Eric Hobsbawm sobre Gaza (2009)
31.Jul.14 -Diário
"Este depoimento do grande pensador de origem judaica Eric Hobsbawm foi
publicado na altura da ofensiva sionista de 2009. Continuaria válido face à
ofensiva de 2012. Permanece válido em 2014, perante a acção genocida
desencadeada por Israel. É importante recordá-lo, além do mais para desmontar a
histérica argumentação que pretende fazer crer que a condenação dos crimes de
Israel significa anti-semitismo. Muitos judeus são também vítimas do sionismo.
“Há já três semanas que a barbárie está exposta aos olhos da opinião
pública universal, que está vendo, julgando e, com poucas excepções, rejeitando
o terrorismo armado que Israel emprega contra meio milhão de palestinos
cercados, desde 2006, na Faixa de Gaza.
Nunca antes qualquer explicação oficial para a invasão fora tão
flagrantemente refutada por uma combinação de imagens de televisão e
aritmética; ou o papaguear dos jornais sobre “alvos militares”, pelas imagens
de crianças ensanguentadas e escolas incendiadas. 13 mortos de um lado, 1.360
do outro: não é difícil concluir quem são as vítimas. Nem é preciso dizer muito
mais sobre a horrenda operação militar de Israel contra Gaza.

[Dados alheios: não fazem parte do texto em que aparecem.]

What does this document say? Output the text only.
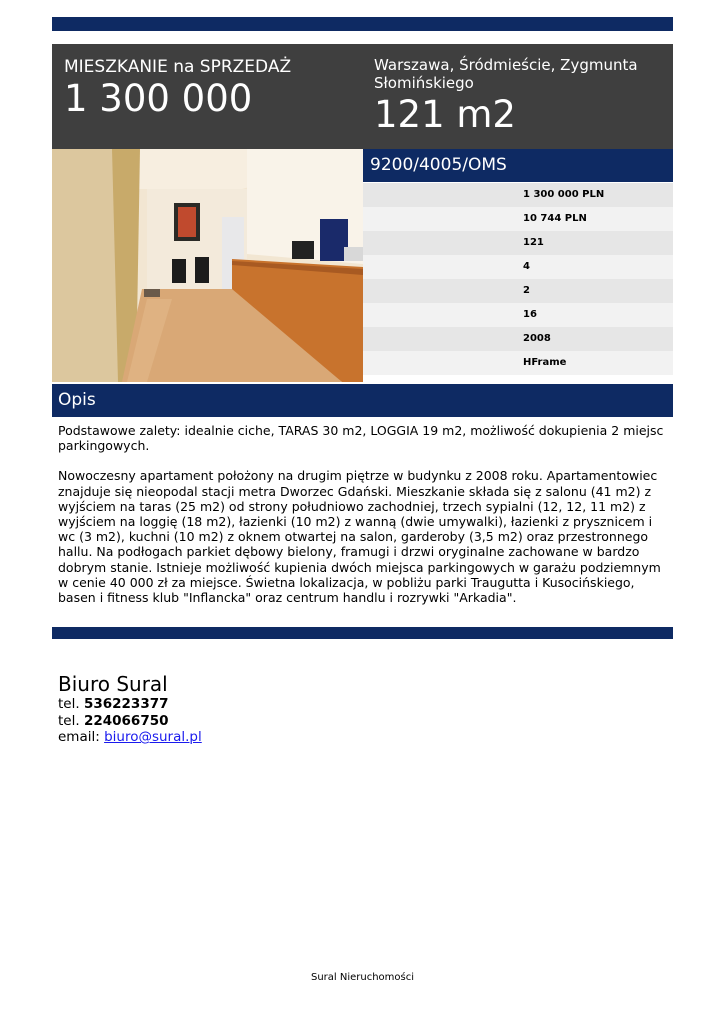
MIESZKANIE na SPRZEDAŻ
1 300 000
Warszawa, Śródmieście, Zygmunta Słomińskiego
121 m2
9200/4005/OMS
1 300 000 PLN
10 744 PLN
121
4
2
16
2008
HFrame
Opis

Podstawowe zalety: idealnie ciche, TARAS 30 m2, LOGGIA 19 m2, możliwość dokupienia 2 miejsc parkingowych.

Nowoczesny apartament położony na drugim piętrze w budynku z 2008 roku. Apartamentowiec znajduje się nieopodal stacji metra Dworzec Gdański. Mieszkanie składa się z salonu (41 m2) z wyjściem na taras (25 m2) od strony południowo zachodniej, trzech sypialni (12, 12, 11 m2) z wyjściem na loggię (18 m2), łazienki (10 m2) z wanną (dwie umywalki), łazienki z prysznicem i wc (3 m2), kuchni (10 m2) z oknem otwartej na salon, garderoby (3,5 m2) oraz przestronnego hallu. Na podłogach parkiet dębowy bielony, framugi i drzwi oryginalne zachowane w bardzo dobrym stanie. Istnieje możliwość kupienia dwóch miejsca parkingowych w garażu podziemnym w cenie 40 000 zł za miejsce. Świetna lokalizacja, w pobliżu parki Traugutta i Kusocińskiego, basen i fitness klub "Inflancka" oraz centrum handlu i rozrywki "Arkadia".

Biuro Sural
tel. 536223377
tel. 224066750
email: biuro@sural.pl
Sural Nieruchomości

Mas para nós, judeus, é efectivamente preciso dizer mais.
Numa história longa e sem segurança, de povo em diáspora, a nossa
reacção natural a quase todos os acontecimentos públicos inclui inevitavelmente
a pergunta “Isso é bom ou é mau para os judeus?” E, no caso da violência de Israel
contra Gaza, a resposta só pode ser uma: “é mau para os judeus”.
É muito evidentemente mau para os 5,5 milhões de judeus que vivem em
Israel e nos territórios ocupados de 1967, cuja segurança é gravemente ameaçada
pelas acções militares que o governo de Israel empreende em Gaza e no Líbano;
acções que demonstram a incapacidade dos militares israelitas para trabalhar a
favor dos objectivos que eles mesmos declaram, e actos que só servem para
perpetuar e intensificar o isolamento de Israel num Médio Oriente hostil.
O genocídio ou a expulsão em massa de palestinos do que resta do seu
território nativo original é nada mais nada menos do que adoptar uma agenda
prática que só pode levar à destruição do Estado de Israel. Só a convivência
negociada em termos igualitários e justos entre os dois grupos é garantia de
futuro estável.
A cada nova aventura militar de Israel, como a que se viu no Líbano e
se vê agora [2009] em Gaza, a solução torna-se mais difícil; e mais se
fortalece, em Israel, o jugo da direita; e, na Cisjordânia, o mando dos colonos
que, em primeiro lugar, nunca quiseram qualquer solução negociada.
Tal como aconteceu na guerra do Líbano em 2006, Gaza, agora, torna
ainda mais obscuro o futuro de Israel. E o futuro torna-se mais negro, também,
para os nove milhões de judeus que vivem na diáspora.
Sejamos bem claros: criticar Israel não implica qualquer
anti-semitismo, mas as acções do governo de Israel cobrem de vergonha os judeus
e, mais do que tudo, fazem renascer o anti-semitismo, em pleno século 21.
Desde 1945 os judeus, dentro e fora de Israel, beneficiaram enormemente
da má consciência de um mundo ocidental que se recusou a receber imigrados
judeus nos anos 1930, antes de ou cometer genocídio ou de não se opor a ele.
Quanta dessa má consciência, que virtualmente derrotou por 60 anos o
anti-semitismo no Ocidente e produziu uma era de ouro para a diáspora,
sobrevive hoje?
Israel em acção em Gaza não é o povo vítima da história. Não é sequer a
“valente pequena Israel” da mitologia de 1948-67, um David derrotando vários
Golias que o cercavam.
Israel está a perder a solidariedade do mundo, tão rapidamente quanto
os EUA perderam a solidariedade do mundo no governo de George W. Bush, e por
razões semelhantes: cegueira nacionalista e a megalomania do poderio bélico.
O que é bom para Israel e o que é bom para os judeus como povo são
coisas evidentemente associadas, mas até que seja encontrada uma solução justa
para a questão palestina essas duas coisas não são nem podem ser idênticas. E é
essencialmente importante que os judeus o declarem, bem claramente."Eric Hobsbawn
Original publicado em London Review of Books, vol. 31,
n. 2, 29 January 2009, pages 5-6 “Responses to the War in Gaza”
Excelente artigo, com o qual me identifico inteiramente.